Extends the HiDPI work (which added a dpr=2 e2e because dpr≠1 was the untested axis). The new axes are fit mode, frame DPR, and color.

  1. Vitest (pure) — viewport.test.ts. frameDestRect/backingToFrame for fill/contain/cover, including: AR match (all three agree), 16:9→4:3 letterbox offsets, 4:3→16:9 crop, and round-trip backingToFrame(frameDestRect) identity. The letterbox inside=false case is the regression guard for out-of-frame clicks.
  2. Vitest — frame-DPR mapping. A 2× frame in a 1× canvas maps a center click to the frame center; asserts fit is computed in logical space.
  3. Python — paint demo. Replace the _to_pixels tests with: incoming coords are frame pixels (identity + clamp); a letterbox inside=false event is ignored.
  4. Python — match-client policy. Feed a set_viewport, assert display.target_size updates and a subsequent publish() at that size produces a keyframe-forcing resize (reuse the session invariant tests).
  5. Playwright — the matrix that would have caught the original bug. Parameterize deviceScaleFactor ∈ {1, 2} × fit ∈ {contain, cover} and assert, via /recorded-events, that a click at a known CSS point maps to the expected frame pixel (computed by the TS mirror of frameDestRect). Keep the dpr=2 viewport-handshake guard from hidpi.spec.ts.
  6. Playwright — color. Gate on VideoDecoder.isConfigSupported + canvas display-p3 support; assert a P3 test frame reads back with the expected wide-gamut pixel (values outside the sRGB cube). Skips where unsupported (headless swiftshader may not do P3 — document the gate).

The cross-language contract (render_test_pattern / expected_quadrant_color and now frameDestRect) must stay mirrored in Python and TS — that parity is the thing that turns a geometry bug into a failing test.


10. Phased implementation plan

Each phase is independently shippable and testable.

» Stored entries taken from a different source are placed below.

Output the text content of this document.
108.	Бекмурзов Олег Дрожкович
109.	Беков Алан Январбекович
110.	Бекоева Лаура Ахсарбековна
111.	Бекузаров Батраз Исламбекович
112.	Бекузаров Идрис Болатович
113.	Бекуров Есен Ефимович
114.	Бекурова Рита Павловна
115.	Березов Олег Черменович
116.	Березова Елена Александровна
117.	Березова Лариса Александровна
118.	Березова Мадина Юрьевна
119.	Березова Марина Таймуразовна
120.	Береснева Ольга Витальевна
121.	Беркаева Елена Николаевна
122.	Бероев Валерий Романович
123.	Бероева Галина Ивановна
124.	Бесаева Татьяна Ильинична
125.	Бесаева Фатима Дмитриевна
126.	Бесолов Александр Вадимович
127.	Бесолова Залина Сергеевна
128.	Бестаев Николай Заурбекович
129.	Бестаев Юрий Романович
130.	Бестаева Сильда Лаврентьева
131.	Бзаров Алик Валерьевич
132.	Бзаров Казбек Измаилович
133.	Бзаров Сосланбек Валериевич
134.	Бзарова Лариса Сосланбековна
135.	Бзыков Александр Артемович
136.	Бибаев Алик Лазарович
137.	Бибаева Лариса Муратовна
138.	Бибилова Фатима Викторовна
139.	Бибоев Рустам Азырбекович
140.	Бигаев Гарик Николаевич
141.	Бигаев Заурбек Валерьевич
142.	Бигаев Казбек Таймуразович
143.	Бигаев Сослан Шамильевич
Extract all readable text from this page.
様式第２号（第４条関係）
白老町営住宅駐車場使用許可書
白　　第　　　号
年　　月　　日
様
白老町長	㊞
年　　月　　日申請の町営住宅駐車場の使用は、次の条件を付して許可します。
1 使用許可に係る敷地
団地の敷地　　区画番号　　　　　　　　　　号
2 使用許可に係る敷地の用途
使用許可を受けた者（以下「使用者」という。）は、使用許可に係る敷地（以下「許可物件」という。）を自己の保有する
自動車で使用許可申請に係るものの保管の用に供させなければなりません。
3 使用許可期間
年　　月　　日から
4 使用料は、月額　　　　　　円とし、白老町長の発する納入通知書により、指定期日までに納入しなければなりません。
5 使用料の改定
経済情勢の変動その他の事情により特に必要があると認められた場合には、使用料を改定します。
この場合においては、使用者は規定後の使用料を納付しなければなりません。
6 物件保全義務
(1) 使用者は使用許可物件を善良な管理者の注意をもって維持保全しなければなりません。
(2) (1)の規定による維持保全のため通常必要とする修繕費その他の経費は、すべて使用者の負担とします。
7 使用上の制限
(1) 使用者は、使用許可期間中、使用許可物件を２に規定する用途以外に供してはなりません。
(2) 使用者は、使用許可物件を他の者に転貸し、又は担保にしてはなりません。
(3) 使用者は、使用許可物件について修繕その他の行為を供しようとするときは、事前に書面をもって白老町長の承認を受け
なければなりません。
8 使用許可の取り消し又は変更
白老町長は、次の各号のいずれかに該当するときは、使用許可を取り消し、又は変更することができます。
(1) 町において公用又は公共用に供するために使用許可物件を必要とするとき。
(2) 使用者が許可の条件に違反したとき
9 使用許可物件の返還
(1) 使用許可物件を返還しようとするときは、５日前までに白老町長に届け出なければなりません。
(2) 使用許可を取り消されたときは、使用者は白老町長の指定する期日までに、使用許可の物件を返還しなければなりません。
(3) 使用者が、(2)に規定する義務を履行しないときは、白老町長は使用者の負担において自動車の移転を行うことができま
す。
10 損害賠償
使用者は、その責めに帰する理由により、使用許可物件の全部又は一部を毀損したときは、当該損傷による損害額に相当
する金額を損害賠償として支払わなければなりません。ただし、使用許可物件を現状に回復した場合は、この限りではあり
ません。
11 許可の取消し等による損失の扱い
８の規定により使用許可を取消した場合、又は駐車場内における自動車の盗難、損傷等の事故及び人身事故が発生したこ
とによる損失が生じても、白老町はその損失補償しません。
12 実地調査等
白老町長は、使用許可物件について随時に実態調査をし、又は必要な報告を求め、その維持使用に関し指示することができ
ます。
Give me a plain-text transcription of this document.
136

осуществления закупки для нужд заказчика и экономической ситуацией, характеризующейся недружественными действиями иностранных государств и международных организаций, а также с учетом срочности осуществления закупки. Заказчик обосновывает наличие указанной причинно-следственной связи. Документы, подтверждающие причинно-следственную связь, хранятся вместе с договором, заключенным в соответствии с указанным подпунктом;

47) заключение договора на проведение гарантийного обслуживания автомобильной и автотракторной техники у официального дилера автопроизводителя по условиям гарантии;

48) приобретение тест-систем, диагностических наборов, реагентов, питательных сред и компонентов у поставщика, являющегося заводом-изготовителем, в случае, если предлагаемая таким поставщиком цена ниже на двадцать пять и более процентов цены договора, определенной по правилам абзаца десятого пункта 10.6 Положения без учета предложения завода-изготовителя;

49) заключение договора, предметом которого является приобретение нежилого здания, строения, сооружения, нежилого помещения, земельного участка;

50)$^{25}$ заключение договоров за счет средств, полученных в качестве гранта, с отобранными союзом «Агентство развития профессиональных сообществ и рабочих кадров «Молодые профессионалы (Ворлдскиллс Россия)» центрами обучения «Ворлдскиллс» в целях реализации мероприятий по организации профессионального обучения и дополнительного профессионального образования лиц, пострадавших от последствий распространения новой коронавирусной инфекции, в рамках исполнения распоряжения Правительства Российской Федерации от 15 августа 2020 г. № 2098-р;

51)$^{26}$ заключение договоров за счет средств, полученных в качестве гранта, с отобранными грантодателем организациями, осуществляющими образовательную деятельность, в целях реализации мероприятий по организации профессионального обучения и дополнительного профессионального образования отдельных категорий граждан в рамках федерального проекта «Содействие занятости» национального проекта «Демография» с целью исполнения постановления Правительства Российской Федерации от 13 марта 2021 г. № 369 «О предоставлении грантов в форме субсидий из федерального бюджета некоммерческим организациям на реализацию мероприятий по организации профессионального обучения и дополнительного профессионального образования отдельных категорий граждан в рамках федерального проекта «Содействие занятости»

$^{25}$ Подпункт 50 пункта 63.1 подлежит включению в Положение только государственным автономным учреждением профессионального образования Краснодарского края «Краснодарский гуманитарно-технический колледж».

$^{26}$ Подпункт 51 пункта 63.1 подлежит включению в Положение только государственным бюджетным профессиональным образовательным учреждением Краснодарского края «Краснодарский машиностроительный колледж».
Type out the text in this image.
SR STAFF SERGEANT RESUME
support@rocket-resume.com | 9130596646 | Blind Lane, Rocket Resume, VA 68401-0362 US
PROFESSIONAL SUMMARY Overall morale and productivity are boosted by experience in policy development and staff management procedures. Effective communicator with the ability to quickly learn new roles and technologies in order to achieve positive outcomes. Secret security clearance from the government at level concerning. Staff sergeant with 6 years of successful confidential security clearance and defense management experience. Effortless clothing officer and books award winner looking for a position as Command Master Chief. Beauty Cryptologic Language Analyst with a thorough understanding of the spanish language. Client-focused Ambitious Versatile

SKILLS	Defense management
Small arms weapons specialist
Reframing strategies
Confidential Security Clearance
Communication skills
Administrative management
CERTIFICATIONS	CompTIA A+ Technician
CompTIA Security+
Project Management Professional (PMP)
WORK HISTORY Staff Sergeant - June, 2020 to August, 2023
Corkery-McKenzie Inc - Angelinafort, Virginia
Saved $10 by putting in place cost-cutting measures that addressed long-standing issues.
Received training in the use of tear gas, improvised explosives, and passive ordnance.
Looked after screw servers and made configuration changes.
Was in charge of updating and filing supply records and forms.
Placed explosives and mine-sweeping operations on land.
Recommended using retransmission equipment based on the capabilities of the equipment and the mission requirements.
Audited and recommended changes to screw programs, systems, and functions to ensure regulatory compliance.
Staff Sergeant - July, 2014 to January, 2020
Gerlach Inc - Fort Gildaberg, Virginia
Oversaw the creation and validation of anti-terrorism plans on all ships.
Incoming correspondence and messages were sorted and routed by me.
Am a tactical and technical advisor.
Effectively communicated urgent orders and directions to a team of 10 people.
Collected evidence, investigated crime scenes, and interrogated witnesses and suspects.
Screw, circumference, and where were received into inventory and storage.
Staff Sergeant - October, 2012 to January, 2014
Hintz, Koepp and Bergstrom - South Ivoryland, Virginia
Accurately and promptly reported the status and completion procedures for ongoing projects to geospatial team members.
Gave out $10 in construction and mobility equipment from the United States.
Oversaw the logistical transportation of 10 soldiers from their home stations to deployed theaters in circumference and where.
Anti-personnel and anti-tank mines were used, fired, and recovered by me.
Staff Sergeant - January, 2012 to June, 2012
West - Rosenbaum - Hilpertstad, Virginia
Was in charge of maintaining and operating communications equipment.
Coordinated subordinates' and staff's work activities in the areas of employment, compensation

  • P1 — Fit + client coordinate mapping (no wire size change). viewport.ts, renderer.draw letterbox, worker event mapping to frame pixels, fit option, paint demo + tests, e2e matrix. Delivers the visible AR fix. (Contract change to event coords lands here, gated by config.coords.)
  • P2 — Frame pixel ratio. RawFrame.pixel_ratio, publish(pixel_ratio=), header + config plumbing, client folds frameDpr into fit, event pixel_ratio echo.
  • P3 — match-client resize. resize_policy, Display.target_size, debounce + clamp, demo render loop honors it, session-invariant tests.
  • P4 — Color descriptor (sRGB + Display P3 SDR). ColorSpace, presets, publish(color=), header + config, display-p3 canvas, VUI signaling on the CPU H.264 and NVENC paths, image-path tagging, color e2e.
  • Future — client zoom/pan (client-only, no wire change); HDR/10-bit; 4:4:4; per-client render sizes (§6.4-C).

11. Open questions

  1. Multi-viewer match-client (§6.4): confirm last-writer-wins for now.
  2. Letterbox out-of-frame clicks: inside=false — should the default publisher behavior be ignore or clamp to edge? (Proposal: deliver with the flag; let the app decide; demos ignore.)
  3. match-client target: render at client backing size (crisp, heavier) vs logical size + pixel_ratio tag (cheaper). Proposal: default logical+tag, opt into backing via a crisp=True-style knob.
  4. Config negotiation of coords: do we ever need to support a legacy CSS-coords client, or is frame-pixels unconditional (no shipped clients to break)? Proposal: unconditional; config.coords is documentation/telemetry only.
  5. P3 through headless CI: whether swiftshader/WebCodecs give us a testable P3 path, or color stays a locally-verified + unit-tested contract with a gated e2e.